You see, the UK has something called the "First past the post" system [Wiki link: http://en.wikipedia.org/wiki/First-past-the-post ] , somewhat similar to those in the US Presidential election and the Singapore General Elections. Basically, the electorates are divided into constituencies, and the person with the most votes in each constituency wins for that constituency. Sounds fair, right?
Well, arguably, no. Let me explain using the example of the US Presidential elections of 2000, between Al Gore and George W. Bush.
In the US, the candidate with the most votes in each state wins all the electoral votes, or 'tickets', for that state. The tickets are allocated in a way that should more or less reflect the population in that state. So, a large state like California would have something like 55 'tickets'. A candidate that gains 270 tickets wins the election. (Yes, this is an oversimplification.

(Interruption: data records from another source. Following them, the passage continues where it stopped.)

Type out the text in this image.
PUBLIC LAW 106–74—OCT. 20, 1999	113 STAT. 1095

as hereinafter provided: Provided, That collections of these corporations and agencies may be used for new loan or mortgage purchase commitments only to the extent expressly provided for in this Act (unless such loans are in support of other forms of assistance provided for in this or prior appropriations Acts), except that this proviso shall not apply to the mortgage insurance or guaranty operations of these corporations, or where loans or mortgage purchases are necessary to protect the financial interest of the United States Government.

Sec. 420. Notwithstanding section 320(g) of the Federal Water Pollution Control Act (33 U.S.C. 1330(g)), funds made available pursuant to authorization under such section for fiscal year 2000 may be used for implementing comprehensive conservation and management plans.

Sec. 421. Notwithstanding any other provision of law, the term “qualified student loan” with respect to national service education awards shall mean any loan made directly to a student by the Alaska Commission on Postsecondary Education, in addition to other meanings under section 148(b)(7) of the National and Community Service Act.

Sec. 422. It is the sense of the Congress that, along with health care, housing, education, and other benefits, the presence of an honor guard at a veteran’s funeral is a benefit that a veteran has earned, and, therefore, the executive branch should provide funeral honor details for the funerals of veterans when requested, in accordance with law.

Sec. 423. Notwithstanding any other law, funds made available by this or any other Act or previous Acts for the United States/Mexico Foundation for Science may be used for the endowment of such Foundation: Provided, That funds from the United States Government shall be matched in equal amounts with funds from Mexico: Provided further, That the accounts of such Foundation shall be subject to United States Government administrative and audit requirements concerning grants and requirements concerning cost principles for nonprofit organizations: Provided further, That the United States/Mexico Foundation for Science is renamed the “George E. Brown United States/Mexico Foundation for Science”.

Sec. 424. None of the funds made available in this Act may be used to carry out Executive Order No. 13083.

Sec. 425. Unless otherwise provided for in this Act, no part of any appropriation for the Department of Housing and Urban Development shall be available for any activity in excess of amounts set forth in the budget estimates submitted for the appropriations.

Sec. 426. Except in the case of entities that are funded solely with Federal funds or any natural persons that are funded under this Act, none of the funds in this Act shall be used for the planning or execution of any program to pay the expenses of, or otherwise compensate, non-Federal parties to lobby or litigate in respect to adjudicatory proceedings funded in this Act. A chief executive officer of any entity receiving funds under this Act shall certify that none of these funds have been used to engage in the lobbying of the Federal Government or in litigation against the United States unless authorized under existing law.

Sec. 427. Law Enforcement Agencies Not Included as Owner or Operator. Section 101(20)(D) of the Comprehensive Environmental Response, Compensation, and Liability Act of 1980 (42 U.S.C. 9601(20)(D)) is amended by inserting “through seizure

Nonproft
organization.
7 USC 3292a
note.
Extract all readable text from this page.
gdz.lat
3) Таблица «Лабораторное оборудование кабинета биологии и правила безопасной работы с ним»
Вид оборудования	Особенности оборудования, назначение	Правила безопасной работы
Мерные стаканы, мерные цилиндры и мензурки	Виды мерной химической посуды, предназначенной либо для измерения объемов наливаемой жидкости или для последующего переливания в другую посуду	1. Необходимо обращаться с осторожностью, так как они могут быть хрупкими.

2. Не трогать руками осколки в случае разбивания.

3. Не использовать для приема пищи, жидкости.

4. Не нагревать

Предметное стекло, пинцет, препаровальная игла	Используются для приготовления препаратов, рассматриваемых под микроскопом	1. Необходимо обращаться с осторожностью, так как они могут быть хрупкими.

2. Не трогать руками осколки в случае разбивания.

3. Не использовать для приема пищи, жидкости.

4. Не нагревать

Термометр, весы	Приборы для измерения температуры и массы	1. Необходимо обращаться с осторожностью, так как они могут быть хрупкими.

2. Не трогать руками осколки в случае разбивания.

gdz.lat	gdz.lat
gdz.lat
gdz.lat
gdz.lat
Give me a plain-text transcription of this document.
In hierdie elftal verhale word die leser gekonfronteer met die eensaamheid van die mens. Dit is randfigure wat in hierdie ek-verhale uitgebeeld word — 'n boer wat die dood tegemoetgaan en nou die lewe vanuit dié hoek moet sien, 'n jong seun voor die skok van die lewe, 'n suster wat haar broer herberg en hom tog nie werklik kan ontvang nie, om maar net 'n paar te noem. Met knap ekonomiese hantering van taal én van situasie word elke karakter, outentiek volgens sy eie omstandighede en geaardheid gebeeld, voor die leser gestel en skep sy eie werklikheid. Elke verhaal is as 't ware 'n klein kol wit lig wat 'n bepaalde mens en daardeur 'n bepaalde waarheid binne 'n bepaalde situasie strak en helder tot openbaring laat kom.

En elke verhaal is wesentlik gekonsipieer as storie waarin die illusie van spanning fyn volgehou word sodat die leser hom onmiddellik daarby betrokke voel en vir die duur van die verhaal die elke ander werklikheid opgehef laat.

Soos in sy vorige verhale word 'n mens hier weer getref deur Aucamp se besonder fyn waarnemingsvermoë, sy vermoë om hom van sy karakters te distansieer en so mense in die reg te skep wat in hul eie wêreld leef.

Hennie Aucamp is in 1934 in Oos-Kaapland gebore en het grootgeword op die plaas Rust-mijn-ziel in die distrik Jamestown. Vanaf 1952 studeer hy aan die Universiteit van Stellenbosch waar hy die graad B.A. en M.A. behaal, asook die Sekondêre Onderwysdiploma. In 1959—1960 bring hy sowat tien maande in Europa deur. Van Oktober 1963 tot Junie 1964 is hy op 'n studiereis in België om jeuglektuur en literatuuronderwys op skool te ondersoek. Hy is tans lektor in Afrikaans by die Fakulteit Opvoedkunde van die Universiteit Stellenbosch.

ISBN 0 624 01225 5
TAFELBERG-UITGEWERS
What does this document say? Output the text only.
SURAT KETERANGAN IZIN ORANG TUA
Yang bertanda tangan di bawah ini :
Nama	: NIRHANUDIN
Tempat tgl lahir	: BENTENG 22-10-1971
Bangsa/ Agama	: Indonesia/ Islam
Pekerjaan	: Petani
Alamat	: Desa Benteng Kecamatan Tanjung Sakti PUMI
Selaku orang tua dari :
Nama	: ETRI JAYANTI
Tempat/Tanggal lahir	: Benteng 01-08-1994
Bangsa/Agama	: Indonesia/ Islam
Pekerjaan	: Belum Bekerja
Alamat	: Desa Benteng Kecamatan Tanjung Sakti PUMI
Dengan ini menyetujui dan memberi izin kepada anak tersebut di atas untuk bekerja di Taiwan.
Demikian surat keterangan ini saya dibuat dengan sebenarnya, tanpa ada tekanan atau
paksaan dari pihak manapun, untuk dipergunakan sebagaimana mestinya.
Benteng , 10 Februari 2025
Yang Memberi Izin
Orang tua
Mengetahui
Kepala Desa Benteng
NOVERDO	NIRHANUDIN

But for simplicity's sake, let's assume that's true.) In 2000, Al Gore received the most number of votes [50.9m, compared with 50.4m for Bush]. However, due to the way the 'tickets' have been assigned, Bush was able to win the election with 271 tickets, even though he didn't get the most votes.
[Link: http://en.wikipedia.org/wiki/United_States_presidential_election,_2000 ]
In the UK, there has been criticisms being fired at the voting system, too. Mainly, the percentage of votes for a party does not translate into the proportion of seats in the House of Commons received by that party. This has often put smaller parties, like the Liberal Democrats, at a disadvantage, as they would require much more votes to translate votes into seats. In contrast, the incumbent Labour party can still remain the largest party in power, even if they came in third place in terms of votes. Many have said this is unfair, arguing that there should be a more direct translation between votes and seats. Gordon Brown himself has thrown in his own idea into the hat - Alternative Voting
[Read: http://news.bbc.co.uk/1/hi/uk_politics/8068583.stm ]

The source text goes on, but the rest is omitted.